Deze en komende maanden voelen de meer dan vijfhonderd mossoorten in België zich weer goed in hun sas. De grote planten zijn zowat afgestorven en de bladeren zijn van de bomen gevallen. Er is dus voldoende licht dat de bodem bereikt, en daar nemen de mossen genoegen mee. Deze moeilijke en variabele groep valt uiteen in twee grote families: de blad- en de levermossen. Het meest algemene bladmos is ongetwijfeld het gewone dikkopmos, dat je werkelijk overal tegenkomt op hout, bos en (natte) weidebodems, en zelfs op steen. Het talrijkst voorkomende levermos moet het parapluutjesmos zijn. Dat blijft zelfs overeind in platgespoten borders of op grind-paadjes.
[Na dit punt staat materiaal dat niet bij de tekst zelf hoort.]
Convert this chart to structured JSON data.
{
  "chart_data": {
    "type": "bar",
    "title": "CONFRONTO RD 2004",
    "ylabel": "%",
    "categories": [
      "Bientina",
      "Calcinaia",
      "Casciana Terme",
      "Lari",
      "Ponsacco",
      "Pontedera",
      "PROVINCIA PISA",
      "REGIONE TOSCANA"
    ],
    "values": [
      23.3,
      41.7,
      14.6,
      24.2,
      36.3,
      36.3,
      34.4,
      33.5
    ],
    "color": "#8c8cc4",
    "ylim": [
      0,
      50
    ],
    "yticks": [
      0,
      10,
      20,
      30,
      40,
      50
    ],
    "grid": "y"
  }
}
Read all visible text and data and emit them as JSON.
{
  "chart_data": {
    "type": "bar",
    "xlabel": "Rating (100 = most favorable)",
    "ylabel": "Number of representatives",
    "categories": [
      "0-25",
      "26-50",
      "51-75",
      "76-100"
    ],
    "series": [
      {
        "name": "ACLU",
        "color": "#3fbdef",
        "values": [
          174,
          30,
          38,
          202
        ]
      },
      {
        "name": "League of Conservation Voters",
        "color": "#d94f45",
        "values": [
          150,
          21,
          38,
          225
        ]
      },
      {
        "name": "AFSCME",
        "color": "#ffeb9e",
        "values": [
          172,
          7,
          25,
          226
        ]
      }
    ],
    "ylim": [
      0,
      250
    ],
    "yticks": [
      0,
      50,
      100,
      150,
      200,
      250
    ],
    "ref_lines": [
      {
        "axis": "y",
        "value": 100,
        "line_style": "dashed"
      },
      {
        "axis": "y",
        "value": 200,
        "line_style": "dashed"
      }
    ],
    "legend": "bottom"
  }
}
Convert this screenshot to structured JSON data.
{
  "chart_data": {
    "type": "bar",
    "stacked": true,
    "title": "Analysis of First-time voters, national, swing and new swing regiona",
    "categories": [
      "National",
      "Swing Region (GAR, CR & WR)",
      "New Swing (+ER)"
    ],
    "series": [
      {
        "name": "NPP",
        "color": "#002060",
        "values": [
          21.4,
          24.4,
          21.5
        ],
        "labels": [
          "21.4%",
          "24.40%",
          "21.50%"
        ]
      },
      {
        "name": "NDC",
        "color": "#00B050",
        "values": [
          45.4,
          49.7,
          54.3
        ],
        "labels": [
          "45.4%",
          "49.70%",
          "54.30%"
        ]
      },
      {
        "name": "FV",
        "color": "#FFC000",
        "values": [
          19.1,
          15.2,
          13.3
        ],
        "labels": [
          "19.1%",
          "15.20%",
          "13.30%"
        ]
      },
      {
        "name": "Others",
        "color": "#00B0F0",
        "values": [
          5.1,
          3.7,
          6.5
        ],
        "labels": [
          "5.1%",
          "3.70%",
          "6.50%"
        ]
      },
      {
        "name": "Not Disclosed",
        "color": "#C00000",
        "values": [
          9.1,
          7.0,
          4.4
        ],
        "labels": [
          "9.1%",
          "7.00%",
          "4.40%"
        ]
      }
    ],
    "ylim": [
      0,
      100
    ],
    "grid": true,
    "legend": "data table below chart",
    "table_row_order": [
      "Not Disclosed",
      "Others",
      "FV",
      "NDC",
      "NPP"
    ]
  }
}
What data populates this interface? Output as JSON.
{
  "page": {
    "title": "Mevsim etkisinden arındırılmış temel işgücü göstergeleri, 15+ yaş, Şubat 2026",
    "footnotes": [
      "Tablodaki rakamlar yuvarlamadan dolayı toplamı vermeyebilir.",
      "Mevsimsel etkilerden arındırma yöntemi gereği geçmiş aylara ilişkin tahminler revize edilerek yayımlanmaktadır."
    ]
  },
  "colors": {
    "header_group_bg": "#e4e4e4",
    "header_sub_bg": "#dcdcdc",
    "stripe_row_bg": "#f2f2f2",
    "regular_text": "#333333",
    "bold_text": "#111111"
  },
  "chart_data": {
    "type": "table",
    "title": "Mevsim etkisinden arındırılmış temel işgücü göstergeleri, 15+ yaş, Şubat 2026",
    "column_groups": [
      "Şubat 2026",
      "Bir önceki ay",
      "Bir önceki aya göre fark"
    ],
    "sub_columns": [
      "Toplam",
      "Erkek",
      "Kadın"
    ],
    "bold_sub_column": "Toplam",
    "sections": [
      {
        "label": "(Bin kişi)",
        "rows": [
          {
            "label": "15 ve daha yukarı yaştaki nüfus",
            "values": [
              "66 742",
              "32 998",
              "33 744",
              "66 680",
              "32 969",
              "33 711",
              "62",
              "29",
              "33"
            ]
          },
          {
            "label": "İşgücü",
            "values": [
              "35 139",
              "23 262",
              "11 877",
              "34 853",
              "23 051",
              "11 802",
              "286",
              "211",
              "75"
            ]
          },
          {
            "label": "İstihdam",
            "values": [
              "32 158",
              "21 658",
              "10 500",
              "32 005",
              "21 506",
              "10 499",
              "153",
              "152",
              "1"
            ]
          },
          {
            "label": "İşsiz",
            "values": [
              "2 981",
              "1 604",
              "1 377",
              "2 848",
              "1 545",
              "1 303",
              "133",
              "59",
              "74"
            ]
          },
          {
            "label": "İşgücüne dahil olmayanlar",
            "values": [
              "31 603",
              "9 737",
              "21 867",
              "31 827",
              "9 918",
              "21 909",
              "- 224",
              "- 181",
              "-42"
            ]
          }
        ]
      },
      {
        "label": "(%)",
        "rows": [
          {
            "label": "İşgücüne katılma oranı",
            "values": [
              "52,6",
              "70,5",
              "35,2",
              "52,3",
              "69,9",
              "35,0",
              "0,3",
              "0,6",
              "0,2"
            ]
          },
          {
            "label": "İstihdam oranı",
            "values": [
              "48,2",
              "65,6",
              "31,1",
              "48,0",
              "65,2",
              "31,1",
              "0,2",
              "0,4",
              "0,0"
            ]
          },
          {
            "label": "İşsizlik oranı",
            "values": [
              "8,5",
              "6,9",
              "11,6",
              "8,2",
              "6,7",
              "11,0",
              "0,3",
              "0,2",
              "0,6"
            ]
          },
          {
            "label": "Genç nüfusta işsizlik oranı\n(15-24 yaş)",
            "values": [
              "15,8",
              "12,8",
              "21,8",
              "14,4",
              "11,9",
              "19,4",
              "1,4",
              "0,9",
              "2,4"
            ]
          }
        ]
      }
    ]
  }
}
Meteen zie je het verschil in bouw tussen beide: het eerste heeft echte, flinterdunne blaadjes aan duidelijke stengeltjes. Bij het tweede zijn de blaadjes wat dikker en zitten ze niet zichtbaar aan een stengel, maar lijken ze uit de grond te komen.
Mossen planten zich vooral voort door middel van sporen, en die worden in dit seizoen volop geproduceerd. Nu zijn de omstandigheden ideaal om ze met miljoenen tegelijk te verspreiden via de wind, precies omdat er geen hindernissen zijn van hogere planten en bladeren aan de bomen. Zo vergroot de kans dat de sporen ergens terechtkomen waar ze een nieuwe populatie kunnen uitbouwen. In het zomerseizoen blijven de mossen (langzaam) doorgroeien, maar dan produceren ze geen sporen. Mossen op naam brengen is geen eenvoudige klus. Toch vind men alles in enkele interessante boeken over verschillende mossen.